A dog ready for car travel. Courtesy Kahoots Feed and Pet Stores

By Alicia Towkaniuk

As you plan your summer vacation, the question of where your furry friend will stay is an important one to consider. Do you take them with you, or leave them behind? Whether pets travel with you, stay at home, or spend the vacation in a kennel, a little planning and preparation can make the experience easier for animals and their owners.

Taking Fido or Fluffy on vacation is easier than it’s ever been. Websites like TripsWithPets.com and GoPetFriendly.com are a great resource when planning a trip, with lists of pet-friendly hotels, restaurants and parks along the way. If you are wandering further afield, visit PetTravel.com for detailed information on international pet travel requirements.

Before you go, make sure your pets’ ID tags are up to date, pack their usual food as well as their bowls, harness and leash, a favorite bed, toys to keep them entertained, and plenty of waste bags or a disposable litter box.

If you are flying, contact your airline directly for the best info on safely transporting your furry best friend. While pets are welcome on most domestic flights, each airline has its own policies regarding carrier size and type, vaccination and health certificate requirements, check-in and boarding restrictions, and pet travel fees. Making sure you have all the facts ahead of time can prevent frustrating delays.

If you are driving the open roads instead, consider a seat belt or car seat carrier option for your dog. They’ll be able to enjoy the wind in their ears and all the fun of watching the scenery fly by.
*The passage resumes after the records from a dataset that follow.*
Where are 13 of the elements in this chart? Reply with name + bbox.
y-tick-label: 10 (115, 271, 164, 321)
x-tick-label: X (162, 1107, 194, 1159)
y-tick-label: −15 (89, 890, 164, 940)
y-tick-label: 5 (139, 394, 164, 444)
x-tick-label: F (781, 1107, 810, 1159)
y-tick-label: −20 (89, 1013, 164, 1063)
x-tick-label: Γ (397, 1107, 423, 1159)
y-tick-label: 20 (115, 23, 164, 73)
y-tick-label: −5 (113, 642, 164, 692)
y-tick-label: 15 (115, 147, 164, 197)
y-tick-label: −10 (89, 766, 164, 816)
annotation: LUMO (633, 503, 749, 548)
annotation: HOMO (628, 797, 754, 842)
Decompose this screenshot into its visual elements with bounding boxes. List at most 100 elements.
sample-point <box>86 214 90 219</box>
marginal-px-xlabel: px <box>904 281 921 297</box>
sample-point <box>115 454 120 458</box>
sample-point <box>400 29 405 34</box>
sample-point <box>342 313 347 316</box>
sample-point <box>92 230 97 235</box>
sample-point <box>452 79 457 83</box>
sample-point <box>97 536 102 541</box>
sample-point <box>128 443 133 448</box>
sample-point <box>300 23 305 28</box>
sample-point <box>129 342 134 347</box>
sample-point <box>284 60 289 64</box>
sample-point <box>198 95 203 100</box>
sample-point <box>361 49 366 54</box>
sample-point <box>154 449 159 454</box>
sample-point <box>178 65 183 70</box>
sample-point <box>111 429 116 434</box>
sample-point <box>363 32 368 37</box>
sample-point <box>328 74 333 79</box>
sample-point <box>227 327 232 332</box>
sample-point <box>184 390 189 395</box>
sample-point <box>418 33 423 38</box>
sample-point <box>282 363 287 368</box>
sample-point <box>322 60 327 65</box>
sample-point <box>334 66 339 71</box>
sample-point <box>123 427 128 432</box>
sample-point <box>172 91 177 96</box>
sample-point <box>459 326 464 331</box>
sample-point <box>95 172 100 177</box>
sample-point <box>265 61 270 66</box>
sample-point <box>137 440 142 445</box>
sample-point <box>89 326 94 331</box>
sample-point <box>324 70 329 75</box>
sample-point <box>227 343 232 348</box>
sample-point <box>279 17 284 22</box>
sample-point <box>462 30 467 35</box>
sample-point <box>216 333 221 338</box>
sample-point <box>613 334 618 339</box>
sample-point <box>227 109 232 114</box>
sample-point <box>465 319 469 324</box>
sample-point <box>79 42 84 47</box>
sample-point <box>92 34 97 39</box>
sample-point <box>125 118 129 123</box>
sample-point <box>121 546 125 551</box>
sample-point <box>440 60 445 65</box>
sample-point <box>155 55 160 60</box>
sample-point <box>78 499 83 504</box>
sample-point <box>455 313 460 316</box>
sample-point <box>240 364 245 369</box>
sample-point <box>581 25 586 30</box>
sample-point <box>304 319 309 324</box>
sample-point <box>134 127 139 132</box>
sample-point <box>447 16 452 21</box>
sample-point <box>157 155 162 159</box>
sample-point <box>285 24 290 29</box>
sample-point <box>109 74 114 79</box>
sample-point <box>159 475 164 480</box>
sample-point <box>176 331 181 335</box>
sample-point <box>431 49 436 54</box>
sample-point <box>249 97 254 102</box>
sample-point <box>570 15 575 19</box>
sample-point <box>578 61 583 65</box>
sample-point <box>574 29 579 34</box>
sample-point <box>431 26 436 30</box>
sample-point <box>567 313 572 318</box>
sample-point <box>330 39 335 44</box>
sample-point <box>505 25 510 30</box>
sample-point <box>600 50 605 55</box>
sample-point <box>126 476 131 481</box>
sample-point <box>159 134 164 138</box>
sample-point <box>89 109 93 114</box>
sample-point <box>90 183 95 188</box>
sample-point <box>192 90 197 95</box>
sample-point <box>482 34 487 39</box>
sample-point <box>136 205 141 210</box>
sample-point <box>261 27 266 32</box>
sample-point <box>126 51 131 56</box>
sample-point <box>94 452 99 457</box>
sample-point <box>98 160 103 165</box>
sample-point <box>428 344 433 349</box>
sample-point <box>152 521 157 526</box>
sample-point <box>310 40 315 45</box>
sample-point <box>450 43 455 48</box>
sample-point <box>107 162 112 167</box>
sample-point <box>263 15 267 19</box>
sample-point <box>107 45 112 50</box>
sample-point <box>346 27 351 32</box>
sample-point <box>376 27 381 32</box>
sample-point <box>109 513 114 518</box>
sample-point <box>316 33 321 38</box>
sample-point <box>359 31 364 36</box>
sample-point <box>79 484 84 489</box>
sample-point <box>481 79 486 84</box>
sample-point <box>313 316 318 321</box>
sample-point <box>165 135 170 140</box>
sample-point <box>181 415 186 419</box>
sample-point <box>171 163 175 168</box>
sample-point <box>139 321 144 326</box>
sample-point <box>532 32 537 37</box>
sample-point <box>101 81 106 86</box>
Cats tend to prefer a small, safe space for car rides. Set them up in a larger than normal carrier to allow for a small litter box, and attach a clip-on water bowl to the carrier to help keep them hydrated during long rides.

Map out the best places on your route to make frequent stops, and pack plenty of pre-moistened pet wipes for emergency cleanups. Don’t forget to check that carriers are securely fastened, or that you have a firm hand on the leash, before opening the car doors at each stop.

If your pets are being boarded while you’re gone, providing them with their favorite toy, a familiar bed, and sticking to their usual diet can help ease separation anxiety or the stress of an unfamiliar place. Consider arranging a play date or two before you leave to help them become comfortable in the place they will be staying. If you can, leave them and return a few hours later–this can reinforce the understanding that the separation is temporary. Making sure they are familiar with the environment and the caregivers ahead of time can make all the difference when you are gone.

Staying at home with a pet sitter is often the most comfortable way for your pets to spend vacation. Being in their own home surrounded by familiar smells and things can reduce the stress of missing their family. Work with your pet sitter to familiarize them with your pet’s normal routine–not just feeding and bathroom routines, but also play activities, cuddle time and grooming preferences.

Whatever your plans for travel this summer, be sure to follow these tips to keep your pets happy and healthy.

Alicia Towkaniuk is a pet health, nutrition and behavior consultant with Southern California-based Kahoots Feed and Pet Stores.